Saturday, April 22, 2006

Goodbye Lenin * * * *

Goodbye Lenin is a nostalgic tribute of a son, Alex, to his mother, a mother who was a idealist member of the East German communist party during the 1980s. Least 'member of the communist party' makes you think of grey suits in smokey rooms with severe expessions on their faces, the emphasis here is on idealistic. She worked energetically with the Young Pioneers and with those who were at a disadvantage in society, as a choir director, and worked tirelessly in her community. For me though, this movie wasn't really about East German socialism or the fall of communism. It was about the love of Alex for his mother. The movie is about his nostalgia for his mother, using the comic story of the final 8 months of her life as the vehicle. For him the trappings of life in the socialist East Germany -- the spartan furniture, the blue scarfs of the Young Pioneers, the May Day parades, the cheesy, propaganda laden, East German news reports, all that -- remind him fondly of his mother even if he has no particularly fond feelings for life under communist rule.

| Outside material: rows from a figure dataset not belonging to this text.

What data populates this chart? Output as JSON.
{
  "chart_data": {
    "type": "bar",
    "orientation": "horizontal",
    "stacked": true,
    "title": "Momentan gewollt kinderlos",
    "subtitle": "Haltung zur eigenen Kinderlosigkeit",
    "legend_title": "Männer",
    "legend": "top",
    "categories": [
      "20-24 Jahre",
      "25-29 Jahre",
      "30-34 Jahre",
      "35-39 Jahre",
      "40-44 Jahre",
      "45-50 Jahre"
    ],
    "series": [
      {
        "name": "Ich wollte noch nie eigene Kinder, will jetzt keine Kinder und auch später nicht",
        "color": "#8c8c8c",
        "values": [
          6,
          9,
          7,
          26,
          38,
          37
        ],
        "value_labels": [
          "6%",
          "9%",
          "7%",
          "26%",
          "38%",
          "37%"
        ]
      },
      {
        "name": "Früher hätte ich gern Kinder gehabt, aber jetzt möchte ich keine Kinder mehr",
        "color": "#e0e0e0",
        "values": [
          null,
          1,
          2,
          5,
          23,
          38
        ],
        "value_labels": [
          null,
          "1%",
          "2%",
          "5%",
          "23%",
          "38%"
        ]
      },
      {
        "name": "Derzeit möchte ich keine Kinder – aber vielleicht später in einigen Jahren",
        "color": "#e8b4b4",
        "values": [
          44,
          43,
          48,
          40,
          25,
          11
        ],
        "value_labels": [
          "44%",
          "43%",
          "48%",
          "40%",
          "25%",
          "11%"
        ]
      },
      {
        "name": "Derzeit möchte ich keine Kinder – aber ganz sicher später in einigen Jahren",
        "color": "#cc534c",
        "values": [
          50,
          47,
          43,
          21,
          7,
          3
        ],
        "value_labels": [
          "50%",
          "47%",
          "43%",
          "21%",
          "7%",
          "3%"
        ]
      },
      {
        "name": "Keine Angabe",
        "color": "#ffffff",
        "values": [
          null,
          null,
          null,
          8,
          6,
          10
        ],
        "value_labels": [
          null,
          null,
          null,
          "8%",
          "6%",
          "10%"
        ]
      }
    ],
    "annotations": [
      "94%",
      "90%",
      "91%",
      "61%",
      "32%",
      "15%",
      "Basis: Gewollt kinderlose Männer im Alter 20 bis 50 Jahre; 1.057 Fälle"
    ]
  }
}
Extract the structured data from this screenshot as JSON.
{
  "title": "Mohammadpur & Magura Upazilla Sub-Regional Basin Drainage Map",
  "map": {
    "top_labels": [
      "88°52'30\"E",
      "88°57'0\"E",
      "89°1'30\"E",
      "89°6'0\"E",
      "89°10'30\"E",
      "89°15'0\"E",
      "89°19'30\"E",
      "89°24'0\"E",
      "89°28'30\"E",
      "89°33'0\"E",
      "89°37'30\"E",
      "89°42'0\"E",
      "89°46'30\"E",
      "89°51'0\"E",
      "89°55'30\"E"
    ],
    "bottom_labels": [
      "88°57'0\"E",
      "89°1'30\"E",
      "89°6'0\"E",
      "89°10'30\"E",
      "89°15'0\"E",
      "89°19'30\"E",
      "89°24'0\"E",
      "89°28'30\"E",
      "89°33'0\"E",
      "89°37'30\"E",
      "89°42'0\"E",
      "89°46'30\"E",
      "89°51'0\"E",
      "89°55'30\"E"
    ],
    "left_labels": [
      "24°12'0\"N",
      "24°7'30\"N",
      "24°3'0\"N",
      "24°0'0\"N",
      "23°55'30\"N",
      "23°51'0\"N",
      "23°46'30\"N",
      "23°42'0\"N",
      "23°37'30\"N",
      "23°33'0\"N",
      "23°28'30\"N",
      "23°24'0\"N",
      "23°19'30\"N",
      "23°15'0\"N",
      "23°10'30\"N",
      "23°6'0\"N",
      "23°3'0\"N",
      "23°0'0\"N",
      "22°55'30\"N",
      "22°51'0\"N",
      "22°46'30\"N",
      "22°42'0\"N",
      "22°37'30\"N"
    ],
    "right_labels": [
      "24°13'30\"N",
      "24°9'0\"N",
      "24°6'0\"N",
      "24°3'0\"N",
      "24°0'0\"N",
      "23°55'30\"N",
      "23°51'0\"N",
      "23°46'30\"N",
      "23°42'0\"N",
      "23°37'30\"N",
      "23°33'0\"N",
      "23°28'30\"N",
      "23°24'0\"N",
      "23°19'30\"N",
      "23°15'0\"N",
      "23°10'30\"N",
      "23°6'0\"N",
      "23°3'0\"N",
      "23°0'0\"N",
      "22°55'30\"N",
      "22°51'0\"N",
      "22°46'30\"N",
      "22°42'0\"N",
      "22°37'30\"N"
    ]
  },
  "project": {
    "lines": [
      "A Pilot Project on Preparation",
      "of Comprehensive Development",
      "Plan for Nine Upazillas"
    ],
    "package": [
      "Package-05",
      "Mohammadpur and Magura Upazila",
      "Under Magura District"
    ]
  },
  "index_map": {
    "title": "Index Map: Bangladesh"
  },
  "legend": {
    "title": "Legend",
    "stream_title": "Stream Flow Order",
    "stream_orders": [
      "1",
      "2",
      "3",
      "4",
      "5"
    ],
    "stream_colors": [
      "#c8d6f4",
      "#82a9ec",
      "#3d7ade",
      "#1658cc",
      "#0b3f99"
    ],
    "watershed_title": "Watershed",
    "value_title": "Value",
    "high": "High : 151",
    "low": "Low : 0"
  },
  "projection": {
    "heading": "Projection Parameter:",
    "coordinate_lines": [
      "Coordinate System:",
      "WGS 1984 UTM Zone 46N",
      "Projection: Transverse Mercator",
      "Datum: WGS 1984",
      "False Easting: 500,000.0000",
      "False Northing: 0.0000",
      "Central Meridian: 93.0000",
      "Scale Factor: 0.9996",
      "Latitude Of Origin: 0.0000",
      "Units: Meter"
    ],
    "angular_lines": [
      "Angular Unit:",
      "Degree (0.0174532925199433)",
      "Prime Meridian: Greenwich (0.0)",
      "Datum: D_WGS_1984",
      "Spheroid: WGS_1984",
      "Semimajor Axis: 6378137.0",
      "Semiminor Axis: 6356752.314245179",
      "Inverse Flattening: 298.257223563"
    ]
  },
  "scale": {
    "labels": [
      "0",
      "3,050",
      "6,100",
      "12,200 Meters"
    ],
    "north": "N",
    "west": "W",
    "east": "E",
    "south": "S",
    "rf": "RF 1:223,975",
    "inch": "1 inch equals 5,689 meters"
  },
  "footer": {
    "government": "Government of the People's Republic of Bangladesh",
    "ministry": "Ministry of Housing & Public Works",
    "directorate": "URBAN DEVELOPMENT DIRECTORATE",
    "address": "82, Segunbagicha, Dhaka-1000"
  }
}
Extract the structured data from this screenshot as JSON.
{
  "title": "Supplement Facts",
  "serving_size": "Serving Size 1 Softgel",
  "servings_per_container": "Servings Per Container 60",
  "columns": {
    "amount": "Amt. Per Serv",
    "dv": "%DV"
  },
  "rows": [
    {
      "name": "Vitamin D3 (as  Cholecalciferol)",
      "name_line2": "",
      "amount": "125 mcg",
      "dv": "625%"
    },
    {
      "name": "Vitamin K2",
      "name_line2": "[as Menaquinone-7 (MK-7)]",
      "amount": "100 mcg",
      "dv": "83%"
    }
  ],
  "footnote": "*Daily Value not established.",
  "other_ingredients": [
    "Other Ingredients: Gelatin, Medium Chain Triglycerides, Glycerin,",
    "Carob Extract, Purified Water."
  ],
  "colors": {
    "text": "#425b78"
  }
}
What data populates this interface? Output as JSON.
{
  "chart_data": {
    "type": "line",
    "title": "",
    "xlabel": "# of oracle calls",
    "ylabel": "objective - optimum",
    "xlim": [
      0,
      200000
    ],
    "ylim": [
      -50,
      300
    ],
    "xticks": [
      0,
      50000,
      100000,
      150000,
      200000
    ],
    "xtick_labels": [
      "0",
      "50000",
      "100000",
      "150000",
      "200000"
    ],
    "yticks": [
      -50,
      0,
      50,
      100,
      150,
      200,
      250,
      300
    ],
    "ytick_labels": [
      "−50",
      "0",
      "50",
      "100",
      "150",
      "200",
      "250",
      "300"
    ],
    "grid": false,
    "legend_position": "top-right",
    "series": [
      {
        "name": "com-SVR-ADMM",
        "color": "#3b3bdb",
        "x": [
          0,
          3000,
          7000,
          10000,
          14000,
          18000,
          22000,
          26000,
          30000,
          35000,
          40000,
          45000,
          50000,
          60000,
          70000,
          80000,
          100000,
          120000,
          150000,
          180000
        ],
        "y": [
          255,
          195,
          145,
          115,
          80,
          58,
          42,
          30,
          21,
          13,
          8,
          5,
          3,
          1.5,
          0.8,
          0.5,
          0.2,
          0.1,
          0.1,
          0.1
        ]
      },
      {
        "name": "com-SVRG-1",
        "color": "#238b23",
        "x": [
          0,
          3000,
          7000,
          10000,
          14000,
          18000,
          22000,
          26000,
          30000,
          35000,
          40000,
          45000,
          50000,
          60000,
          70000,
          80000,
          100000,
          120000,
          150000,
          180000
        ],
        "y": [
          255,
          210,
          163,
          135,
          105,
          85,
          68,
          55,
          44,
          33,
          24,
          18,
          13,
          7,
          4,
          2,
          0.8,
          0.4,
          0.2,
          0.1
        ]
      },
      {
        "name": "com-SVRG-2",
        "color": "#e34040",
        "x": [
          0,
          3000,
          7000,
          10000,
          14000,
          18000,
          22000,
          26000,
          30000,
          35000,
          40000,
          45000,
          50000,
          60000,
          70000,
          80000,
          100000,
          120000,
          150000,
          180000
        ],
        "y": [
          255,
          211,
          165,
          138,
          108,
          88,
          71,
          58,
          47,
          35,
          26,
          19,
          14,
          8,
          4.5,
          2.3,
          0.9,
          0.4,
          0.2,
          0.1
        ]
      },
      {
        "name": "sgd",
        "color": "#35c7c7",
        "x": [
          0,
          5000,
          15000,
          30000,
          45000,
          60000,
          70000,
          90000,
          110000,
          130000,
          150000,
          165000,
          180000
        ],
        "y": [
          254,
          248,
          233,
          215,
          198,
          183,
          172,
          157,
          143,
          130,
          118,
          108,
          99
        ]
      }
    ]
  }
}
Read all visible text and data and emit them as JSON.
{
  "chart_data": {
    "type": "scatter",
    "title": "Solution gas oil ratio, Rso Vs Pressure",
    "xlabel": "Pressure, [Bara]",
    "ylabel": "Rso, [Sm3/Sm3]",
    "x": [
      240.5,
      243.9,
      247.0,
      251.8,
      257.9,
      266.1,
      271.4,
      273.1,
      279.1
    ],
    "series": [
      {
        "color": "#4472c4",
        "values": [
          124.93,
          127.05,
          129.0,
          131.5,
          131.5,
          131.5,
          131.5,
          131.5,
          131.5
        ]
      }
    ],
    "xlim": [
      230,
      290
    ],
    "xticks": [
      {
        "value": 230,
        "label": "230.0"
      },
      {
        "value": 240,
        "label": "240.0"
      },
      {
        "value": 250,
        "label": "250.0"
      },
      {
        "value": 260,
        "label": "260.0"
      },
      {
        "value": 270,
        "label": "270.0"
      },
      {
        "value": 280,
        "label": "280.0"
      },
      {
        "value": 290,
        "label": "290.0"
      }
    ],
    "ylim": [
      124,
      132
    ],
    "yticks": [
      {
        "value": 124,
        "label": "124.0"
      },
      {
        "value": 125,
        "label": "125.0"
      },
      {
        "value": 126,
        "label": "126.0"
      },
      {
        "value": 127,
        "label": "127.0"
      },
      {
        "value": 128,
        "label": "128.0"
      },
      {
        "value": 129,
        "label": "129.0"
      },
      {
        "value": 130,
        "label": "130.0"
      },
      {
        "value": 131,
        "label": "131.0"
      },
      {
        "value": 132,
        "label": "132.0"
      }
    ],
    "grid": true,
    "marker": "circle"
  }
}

Rather than getting caught up into sentamentality, the movie is a comedy of sorts. Or I should say it's comic. It's not really a comedy. I started crying about 5 minutes into the movie. It's not that it's sad exactly; it's that Alex loves his mother so much and really you'd have to be hard-hearted not to tear up in the scenes when he is sitting at her hospital bed. His mother has had a heart-attack and she must be protected from excitement. She happened to lay in a coma during the entire fall of communism in East Germany and the dismantling of the Berlin wall. He decides that she couldn't take knowing that the ideal of socialism, to which she was so devoted, had been defeated by capitalism. So he comes up with a scheme of creating a little East German world (the bedroom in which she is bed-ridden) for her. As you might imagine, this becomes rather difficult and he faces all sorts of comic challenges -- uh oh, how to explain the Coke-a-cola banner that is unfurled on a building visible outside her window!

Like LoveFilm, which I also recently saw, this movie highlights the cruelty of the Iron Curtain and the effect of escape to the West on those left behind. Alex's father escapes to the West when Alex is about 10 years old and his father never returns (obviously he can't). The early scenes of young Alex hugging and crying on the shoulder of his depressed mother had me working the Kleenex box. The real cruelty of what happened doesn't emerge till much later in the film, when Alex's mother finally talks with her kids about the circumstances surrounding their father's emigration.

In summary, this is a wonderful film about love, family, and the fall of communism.